KABUL, 18 June 2007 — A suicide bomber destroyed a police bus in Kabul yesterday, killing 35 people and wounding dozens in the deadliest attack in Afghanistan since the Taleban regime was toppled in 2001.
Separately a roadside bomb tore through a military vehicle in the southern province of Kandahar and killed three soldiers with the US-led coalition and an Afghan interpreter, the US military said. Most of the dead in the blast in Kabul were instructors going to work at the city’s police academy but bystanders were also killed, police said. The wounded included five foreigners.

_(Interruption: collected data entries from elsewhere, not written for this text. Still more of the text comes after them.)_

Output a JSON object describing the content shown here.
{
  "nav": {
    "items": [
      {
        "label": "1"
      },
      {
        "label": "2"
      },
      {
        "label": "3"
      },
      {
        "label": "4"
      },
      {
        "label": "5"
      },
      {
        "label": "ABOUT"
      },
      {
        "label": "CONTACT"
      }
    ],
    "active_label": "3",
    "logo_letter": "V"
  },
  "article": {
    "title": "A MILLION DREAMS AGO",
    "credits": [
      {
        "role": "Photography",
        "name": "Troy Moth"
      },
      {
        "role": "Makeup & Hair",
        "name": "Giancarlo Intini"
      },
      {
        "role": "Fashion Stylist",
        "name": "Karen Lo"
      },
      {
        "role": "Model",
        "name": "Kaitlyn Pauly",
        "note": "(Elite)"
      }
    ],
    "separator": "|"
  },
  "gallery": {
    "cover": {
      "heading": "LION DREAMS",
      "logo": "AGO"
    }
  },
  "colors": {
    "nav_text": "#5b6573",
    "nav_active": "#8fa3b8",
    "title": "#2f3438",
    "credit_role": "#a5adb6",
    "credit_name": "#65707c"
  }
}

The explosion turned the bus into a skeleton of blackened and mangled metal. Body parts and bits of human flesh were flung across a wide area. The Al-Qaeda-linked Taleban movement claimed responsibility.
“We have got 35 people martyred and 52 wounded,” Kabul province police chief Esmatullah Dauladzai said. “Those killed include mostly officers and civilians.” Among the wounded were two Japanese, a Korean and two Pakistani nationals, he said.
The government’s Criminal Investigation Department chief, Alishah Paktiawal, also said 35 people were killed. “It is the work of terrorists, Al-Qaeda and murderers of the people,” Paktiawal added.
In September 2002 a car bomb in Kabul killed 30 people. Yesterday’s attack was also the fifth suicide blast in two days with one in the capital on Friday killing three Afghan laborers.
“Our investigations indicate that it was a suicide bombing carried out by an individual inside the bus. He was seen by witnesses wearing black clothes and was in the bus,” Dauladzai said.
The Taleban said the attacker had infiltrated the police on the orders of one of the group’s most senior commanders, Jalaluddin Haqqani. “Under his direct orders, he strapped explosives on his body and blew himself up inside the police bus,” spokesman Salahuddin Ayobi said by telephone from an undisclosed location. The blast was in a crowded part of the city center. Two nearby minibuses were damaged. Sirens of ambulances were heard across Kabul as the wounded were ferried to hospitals.
“When I arrived I could see dead and wounded lying everywhere,” said one young man who gave his name only as Abbas. “Many of them were torn into pieces. Many of them were headless and others had no legs or arms.”
President Hamid Karzai led the condemnation saying “such inhuman and un-Islamic acts” could not stop Afghanistan from moving toward stability.